Author : Adrian October 01, 2025

RT-Thread IoT Monitoring System

Project background

As the number of students and staff at universities grows, dormitory conditions have become more complex. Associated issues have increased, including rising power consumption, use of high-power appliances causing fires, smoking-related fires, and energy waste when power is left on after occupants leave.

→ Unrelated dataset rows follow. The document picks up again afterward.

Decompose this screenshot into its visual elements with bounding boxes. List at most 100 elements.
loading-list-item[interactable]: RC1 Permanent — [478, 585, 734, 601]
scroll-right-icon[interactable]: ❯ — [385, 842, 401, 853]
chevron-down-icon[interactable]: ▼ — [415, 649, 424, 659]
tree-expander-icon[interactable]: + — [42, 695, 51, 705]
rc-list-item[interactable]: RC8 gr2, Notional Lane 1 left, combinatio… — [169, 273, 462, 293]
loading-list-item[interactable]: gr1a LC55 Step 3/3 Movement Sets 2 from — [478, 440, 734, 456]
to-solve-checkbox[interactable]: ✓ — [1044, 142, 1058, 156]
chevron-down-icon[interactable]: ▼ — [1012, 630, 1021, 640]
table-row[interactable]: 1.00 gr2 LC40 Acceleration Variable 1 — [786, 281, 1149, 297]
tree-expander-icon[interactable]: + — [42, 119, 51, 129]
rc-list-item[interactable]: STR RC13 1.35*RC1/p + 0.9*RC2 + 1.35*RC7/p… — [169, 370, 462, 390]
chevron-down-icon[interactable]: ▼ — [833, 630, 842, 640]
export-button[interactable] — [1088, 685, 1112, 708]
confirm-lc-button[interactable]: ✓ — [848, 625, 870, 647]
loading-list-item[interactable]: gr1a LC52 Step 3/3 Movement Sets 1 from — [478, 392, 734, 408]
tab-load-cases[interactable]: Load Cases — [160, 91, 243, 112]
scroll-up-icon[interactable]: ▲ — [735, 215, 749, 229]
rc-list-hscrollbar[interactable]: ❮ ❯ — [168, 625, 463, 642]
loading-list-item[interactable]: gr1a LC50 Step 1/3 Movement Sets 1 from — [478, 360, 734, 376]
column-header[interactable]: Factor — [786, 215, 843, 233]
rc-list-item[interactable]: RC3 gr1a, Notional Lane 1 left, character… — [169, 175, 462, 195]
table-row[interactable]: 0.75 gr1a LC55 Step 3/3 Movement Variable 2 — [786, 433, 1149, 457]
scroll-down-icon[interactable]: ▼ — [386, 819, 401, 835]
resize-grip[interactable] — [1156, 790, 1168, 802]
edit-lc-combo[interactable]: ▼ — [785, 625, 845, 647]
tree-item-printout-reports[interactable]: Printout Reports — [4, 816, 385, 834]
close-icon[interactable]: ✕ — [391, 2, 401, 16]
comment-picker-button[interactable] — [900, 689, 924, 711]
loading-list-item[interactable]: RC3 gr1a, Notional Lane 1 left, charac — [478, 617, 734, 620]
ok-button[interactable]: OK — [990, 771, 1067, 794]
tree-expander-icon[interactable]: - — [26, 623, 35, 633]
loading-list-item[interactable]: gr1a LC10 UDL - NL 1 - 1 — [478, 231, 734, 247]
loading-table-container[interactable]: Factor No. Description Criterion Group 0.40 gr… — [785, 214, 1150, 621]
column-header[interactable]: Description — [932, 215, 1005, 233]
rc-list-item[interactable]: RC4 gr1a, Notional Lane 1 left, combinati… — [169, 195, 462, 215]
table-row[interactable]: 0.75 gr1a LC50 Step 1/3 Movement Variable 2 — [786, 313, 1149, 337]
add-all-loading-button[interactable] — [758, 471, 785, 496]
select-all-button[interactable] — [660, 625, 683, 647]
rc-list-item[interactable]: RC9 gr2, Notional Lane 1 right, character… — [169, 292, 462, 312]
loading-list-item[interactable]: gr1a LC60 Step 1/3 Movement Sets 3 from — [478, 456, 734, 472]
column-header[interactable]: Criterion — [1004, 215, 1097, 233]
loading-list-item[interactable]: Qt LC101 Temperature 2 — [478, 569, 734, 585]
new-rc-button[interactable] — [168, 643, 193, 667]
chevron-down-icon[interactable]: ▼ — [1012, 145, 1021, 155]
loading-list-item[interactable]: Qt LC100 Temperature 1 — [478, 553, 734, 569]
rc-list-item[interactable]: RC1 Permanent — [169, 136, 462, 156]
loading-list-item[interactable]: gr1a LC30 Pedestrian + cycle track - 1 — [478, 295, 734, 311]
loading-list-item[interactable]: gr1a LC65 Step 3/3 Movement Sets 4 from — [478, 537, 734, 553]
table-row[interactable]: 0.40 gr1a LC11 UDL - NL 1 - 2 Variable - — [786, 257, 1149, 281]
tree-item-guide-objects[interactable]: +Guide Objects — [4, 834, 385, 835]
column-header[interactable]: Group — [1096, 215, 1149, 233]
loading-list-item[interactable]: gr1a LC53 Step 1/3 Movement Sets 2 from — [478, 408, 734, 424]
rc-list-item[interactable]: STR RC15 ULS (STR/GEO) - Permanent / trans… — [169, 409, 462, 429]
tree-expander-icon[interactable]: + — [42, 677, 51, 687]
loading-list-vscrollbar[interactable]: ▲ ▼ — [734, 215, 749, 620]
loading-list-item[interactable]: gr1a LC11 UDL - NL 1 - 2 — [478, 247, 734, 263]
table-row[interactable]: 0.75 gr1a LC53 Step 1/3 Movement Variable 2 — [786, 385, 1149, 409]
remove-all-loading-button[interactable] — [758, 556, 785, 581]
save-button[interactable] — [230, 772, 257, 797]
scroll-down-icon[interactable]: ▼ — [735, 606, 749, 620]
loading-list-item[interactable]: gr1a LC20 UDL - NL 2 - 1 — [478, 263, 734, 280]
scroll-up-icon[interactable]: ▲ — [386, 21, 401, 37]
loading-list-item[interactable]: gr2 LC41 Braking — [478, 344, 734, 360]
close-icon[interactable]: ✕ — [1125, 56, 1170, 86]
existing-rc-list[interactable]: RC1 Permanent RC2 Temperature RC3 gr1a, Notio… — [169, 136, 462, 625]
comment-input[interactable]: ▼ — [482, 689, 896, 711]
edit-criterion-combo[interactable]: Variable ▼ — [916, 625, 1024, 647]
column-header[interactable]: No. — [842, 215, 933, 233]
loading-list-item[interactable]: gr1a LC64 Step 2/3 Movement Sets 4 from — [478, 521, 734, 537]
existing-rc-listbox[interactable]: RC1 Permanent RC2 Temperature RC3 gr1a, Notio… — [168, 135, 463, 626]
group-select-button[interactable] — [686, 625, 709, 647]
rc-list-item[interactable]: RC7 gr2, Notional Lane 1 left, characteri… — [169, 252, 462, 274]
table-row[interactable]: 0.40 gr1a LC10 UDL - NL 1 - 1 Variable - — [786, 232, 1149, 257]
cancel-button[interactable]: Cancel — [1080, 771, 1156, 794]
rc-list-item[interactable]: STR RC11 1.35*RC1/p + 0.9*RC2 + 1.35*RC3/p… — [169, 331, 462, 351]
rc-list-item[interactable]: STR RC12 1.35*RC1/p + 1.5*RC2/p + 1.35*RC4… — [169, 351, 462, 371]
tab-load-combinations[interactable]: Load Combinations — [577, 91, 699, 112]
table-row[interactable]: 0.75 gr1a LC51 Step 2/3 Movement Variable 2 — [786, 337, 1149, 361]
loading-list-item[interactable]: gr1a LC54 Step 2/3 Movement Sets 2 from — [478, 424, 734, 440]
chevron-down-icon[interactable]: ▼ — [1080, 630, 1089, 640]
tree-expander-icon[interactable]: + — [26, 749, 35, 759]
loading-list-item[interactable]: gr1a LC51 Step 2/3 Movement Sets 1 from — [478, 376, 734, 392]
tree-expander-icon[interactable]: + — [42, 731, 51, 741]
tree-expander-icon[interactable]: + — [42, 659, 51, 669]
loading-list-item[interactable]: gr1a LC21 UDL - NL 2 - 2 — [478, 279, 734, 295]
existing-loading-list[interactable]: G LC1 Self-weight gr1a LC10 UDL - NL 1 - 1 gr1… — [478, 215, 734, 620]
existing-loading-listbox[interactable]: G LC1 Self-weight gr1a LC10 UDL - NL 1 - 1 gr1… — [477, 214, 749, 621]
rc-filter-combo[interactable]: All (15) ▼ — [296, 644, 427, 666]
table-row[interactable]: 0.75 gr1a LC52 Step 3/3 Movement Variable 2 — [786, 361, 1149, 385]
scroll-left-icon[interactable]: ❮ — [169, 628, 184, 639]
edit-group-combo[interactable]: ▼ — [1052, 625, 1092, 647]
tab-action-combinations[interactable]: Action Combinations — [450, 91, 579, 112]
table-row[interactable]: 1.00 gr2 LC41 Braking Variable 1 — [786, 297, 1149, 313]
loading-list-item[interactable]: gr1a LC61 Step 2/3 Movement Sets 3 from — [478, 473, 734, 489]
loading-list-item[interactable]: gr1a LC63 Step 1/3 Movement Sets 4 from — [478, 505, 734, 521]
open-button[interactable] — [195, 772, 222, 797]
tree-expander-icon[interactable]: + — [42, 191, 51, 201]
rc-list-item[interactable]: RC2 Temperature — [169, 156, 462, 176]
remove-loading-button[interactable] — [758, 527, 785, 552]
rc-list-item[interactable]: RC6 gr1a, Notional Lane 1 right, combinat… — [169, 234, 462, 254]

To address these issues, a dormitory management system based on the Internet of Things was designed. The system is a power-monitoring solution for rooms, using an IM1281B electrical parameter acquisition module to collect voltage, current, power factor, and other electrical parameters. A Renesas microcontroller forwards the collected data via a Wi-Fi module to the China Mobile OneNet IoT cloud platform, enabling remote monitoring of each dormitory's power usage.

System architecture

system architecture diagram

Hardware interfaces

  • Wi-Fi module serial port 0: TXD P101, RXD P100
  • IM1281B electrical parameter acquisition module serial port 2: TXD P302, RXD P301
  • OLED display module: SCL P502, SDA P501

Components used

The implementation uses RT-Thread provided component packages: AT component package, I2C component package, and UART component package.

An attempt was made to use the provided OneNet component package to connect to the OneNet platform, but the package version was too old and caused many unresolved issues. The project therefore uses a simple HTTP method to connect to the OneNet platform.

HTTP data format

When sending HTTP data to the OneNet platform, a fixed format is required.

For example, to send a variable named TEMP with a value of 50:

POST /devices/572818307/datapoints HTTP/1.1 api-key:DqYM=rNTLXuoh2i9cDu34iHhi60= Host:api.heclouds.com Content-Length:59 {"datastreams":[{"id":"TEMP","datapoints":[{"value":50}]}]}

In the above format, the identifiers for device ID and Master-APIkey are parameters created when registering the product on the platform. The initial lines form the protocol header, and the last line is the data payload. The number 59 indicates the length of the final data payload line.

Data packet example

An example payload that reports multiple datastreams:

{"datastreams":[{"id":"VoL_d","datapoints":[{"value":50}]},{"id":"Cur_d","datapoints":[{"value":50}]},{"id":"Pow_d","datapoints":[{"value":50}]},{"id":"Enr_d","datapoints":[{"value":50}]},{"id":"PF_d","datapoints":[{"value":50}]}]}

Packet assembly is essentially a string concatenation process.